L'occupazione di questo spazio dinamico fra identità e globalizzazione è il vero segreto del Barça di oggi, la ragione del suo bel gioco, dei suoi buoni risultati e della stabilità organizzativa e psicologica del suo progetto.

Fin qui la sintesi della sintesi del saggio di Franklin Foer.

La domanda per noi che frequentiamo un sito dal nome impegnativo di "Genoa domani" è “Che dire?”.

Fra una sopravvivenza tormentata, una vicenda traumatica da cui non si riesce a uscire, una presidenza ambiziosa ma ancora debole sui fronti cruciali dell’organizzazione, della comunicazione e delle strategie, il nostro Genoa è ancora in grado di darsi una missione adeguata ai tempi e di giocare la sua partita fra “identità e globalizzazione” con qualche probabilità di successo?
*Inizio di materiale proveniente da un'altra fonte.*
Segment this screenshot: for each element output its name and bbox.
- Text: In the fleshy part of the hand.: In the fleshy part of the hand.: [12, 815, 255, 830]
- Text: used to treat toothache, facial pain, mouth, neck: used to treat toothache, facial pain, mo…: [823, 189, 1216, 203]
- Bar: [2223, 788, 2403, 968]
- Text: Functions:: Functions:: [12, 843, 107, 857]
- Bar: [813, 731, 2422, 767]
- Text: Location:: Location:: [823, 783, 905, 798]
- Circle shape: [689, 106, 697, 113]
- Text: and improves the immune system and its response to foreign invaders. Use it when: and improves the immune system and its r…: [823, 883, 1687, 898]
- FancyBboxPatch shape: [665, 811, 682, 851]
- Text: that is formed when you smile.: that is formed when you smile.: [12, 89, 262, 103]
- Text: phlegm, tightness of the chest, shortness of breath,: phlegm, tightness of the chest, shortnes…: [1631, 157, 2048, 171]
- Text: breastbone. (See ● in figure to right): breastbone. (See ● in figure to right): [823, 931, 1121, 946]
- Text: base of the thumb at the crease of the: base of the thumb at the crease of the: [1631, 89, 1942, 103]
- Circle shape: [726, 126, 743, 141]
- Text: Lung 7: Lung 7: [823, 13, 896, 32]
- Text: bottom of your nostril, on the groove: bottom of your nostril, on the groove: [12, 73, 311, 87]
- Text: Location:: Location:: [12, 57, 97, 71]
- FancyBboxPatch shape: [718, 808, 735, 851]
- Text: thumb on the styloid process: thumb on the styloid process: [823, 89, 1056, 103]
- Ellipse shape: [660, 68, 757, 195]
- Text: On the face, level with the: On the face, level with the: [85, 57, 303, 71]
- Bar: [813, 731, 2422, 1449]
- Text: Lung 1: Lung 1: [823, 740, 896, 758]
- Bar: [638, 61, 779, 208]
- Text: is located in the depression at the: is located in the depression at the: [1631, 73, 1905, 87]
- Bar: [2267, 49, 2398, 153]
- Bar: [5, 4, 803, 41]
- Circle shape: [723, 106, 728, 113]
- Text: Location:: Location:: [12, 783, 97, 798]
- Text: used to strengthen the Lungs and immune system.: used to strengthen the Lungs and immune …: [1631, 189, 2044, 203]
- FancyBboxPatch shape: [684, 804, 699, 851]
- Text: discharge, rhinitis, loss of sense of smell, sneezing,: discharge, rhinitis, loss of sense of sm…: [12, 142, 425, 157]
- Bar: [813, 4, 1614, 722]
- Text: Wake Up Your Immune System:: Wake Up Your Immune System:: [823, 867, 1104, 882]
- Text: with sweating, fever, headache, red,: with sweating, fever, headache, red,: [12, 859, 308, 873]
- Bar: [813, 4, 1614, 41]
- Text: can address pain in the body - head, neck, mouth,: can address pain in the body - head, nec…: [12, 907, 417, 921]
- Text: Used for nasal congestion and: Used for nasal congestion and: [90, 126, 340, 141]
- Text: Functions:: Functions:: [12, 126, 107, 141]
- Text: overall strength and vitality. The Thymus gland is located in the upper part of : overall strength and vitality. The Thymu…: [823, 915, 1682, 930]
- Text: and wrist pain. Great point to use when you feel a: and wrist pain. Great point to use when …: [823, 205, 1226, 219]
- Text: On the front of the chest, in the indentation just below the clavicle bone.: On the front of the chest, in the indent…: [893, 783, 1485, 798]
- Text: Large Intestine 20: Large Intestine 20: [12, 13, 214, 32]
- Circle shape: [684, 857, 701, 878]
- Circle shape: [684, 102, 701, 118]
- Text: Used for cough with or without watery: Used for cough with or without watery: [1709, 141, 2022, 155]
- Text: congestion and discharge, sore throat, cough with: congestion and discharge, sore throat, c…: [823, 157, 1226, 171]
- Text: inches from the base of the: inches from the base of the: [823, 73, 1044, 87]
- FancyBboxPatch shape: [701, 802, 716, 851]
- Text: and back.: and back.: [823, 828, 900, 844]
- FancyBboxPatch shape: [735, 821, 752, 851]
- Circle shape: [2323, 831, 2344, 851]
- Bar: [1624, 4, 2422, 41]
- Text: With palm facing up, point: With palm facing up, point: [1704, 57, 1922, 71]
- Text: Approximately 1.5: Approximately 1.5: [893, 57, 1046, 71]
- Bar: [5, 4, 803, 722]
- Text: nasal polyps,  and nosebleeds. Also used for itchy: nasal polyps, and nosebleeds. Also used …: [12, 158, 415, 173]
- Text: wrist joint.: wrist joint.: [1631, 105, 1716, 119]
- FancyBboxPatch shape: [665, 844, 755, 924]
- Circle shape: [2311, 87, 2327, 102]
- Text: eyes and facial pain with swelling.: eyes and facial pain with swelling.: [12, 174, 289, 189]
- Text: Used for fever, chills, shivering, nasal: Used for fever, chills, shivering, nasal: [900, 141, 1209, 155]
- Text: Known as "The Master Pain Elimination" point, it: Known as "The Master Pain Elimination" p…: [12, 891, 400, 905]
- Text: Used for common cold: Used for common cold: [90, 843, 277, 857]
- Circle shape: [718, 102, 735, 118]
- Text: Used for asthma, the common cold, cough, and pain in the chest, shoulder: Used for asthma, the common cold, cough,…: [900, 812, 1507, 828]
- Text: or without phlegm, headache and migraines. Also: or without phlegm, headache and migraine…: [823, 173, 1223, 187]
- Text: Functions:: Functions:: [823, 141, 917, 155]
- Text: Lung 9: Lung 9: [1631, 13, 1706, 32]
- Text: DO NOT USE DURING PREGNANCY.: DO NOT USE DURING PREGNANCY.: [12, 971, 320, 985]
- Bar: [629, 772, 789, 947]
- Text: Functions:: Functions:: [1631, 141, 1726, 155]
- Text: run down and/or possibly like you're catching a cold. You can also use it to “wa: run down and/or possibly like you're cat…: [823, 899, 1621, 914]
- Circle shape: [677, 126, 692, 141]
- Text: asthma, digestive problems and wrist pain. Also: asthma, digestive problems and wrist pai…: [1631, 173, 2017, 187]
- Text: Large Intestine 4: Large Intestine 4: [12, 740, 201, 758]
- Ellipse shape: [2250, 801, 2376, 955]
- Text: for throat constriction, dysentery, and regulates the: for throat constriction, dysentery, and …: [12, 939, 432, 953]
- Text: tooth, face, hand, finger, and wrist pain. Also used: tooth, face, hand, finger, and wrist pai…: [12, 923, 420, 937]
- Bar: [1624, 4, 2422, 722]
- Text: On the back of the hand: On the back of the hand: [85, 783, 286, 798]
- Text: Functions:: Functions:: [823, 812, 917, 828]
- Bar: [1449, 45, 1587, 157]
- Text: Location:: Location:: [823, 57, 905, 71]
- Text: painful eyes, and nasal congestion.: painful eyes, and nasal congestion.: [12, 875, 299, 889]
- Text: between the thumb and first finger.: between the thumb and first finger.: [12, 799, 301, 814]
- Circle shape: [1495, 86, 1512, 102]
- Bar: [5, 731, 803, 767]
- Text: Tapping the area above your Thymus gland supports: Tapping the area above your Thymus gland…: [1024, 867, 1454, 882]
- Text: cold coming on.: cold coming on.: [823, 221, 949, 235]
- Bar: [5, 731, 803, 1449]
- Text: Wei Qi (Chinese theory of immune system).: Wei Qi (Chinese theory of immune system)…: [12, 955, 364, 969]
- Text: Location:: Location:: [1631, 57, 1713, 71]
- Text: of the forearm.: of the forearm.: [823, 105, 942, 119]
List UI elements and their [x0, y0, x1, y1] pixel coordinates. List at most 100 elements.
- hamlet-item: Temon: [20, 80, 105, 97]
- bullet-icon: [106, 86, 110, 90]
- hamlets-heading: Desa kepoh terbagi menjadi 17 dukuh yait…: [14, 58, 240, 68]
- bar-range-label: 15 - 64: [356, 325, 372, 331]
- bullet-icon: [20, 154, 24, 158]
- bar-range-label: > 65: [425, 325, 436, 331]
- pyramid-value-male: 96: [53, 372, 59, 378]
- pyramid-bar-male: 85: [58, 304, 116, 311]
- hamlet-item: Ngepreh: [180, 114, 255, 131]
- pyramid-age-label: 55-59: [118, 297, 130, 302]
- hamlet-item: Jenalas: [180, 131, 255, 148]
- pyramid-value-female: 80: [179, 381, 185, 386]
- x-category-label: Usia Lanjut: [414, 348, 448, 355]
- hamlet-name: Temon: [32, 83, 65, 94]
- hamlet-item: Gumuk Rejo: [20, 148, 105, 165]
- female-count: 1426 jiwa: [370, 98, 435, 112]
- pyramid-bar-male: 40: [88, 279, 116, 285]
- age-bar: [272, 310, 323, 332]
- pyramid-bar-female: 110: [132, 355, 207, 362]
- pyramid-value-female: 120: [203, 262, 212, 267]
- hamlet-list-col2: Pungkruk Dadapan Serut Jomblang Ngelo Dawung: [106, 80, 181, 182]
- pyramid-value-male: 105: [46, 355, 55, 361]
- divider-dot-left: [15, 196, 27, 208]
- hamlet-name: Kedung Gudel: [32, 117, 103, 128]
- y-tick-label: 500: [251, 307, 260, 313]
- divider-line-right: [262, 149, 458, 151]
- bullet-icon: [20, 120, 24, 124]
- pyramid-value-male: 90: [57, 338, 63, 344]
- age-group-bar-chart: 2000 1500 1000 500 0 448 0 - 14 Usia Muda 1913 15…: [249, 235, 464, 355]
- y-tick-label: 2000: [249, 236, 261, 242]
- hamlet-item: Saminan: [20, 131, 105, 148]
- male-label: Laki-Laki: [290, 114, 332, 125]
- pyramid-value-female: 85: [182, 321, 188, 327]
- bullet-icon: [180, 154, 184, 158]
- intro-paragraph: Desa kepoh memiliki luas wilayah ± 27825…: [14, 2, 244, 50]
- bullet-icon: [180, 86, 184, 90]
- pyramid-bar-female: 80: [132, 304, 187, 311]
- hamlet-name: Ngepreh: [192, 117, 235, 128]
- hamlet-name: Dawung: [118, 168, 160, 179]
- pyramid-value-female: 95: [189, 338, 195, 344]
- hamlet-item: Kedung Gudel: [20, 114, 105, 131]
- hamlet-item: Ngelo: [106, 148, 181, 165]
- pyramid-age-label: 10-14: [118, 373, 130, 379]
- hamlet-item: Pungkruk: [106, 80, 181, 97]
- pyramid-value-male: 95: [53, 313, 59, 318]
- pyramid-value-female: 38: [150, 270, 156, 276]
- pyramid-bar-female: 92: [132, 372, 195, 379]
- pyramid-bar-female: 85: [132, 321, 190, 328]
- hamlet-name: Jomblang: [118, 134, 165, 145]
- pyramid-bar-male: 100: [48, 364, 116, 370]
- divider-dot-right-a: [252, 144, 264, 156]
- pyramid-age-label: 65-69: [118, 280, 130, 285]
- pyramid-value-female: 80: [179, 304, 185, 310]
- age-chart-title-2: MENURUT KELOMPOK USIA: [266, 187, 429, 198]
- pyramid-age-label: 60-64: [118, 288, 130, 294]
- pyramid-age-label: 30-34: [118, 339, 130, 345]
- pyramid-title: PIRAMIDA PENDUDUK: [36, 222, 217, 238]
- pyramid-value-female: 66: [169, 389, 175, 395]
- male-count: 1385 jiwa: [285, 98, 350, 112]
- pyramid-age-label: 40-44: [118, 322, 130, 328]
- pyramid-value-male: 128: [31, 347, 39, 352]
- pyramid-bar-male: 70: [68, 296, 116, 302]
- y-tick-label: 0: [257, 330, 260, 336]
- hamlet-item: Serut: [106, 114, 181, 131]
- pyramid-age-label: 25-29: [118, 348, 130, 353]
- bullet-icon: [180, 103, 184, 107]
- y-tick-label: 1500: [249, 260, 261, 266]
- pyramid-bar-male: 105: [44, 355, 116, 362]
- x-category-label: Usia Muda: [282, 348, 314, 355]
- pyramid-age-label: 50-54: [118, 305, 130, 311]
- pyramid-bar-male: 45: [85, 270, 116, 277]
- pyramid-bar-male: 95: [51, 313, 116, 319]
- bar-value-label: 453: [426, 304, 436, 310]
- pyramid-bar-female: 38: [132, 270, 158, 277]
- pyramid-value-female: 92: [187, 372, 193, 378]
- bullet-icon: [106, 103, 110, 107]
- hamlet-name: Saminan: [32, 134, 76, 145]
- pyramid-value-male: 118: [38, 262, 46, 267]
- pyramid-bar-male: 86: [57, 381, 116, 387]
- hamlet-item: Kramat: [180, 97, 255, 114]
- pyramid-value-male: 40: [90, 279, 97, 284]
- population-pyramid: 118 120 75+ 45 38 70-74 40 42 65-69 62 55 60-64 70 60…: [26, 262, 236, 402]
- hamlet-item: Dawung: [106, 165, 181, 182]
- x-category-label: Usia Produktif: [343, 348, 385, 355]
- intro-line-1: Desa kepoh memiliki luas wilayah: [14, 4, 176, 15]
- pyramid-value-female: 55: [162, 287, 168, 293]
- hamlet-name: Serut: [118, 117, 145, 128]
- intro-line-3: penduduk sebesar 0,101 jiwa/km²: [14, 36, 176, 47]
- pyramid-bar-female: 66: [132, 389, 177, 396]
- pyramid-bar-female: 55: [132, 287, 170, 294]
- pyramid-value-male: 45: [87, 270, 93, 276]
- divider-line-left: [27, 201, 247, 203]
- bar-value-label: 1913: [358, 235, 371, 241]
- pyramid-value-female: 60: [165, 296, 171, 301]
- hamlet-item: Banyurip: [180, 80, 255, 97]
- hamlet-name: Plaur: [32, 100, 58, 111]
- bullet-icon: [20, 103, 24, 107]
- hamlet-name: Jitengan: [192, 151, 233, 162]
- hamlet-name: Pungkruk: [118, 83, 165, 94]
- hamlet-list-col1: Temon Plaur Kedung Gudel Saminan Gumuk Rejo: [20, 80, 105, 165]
Oppure lo scenario tratteggiato da Foer non è convincente, e al vecchio Grifone resta aperta solo la via della “resistenza al calcio moderno”, da percorrere con la scorta di “monaci-guerrieri” in un mondo così ostile da far loro considerare pregiudizialmente un potenziale nemico ogni viandante che si faccia incontro, anche quando già da lontano è evidente che porta con orgoglio una sciarpa o una bandiera rossoblù?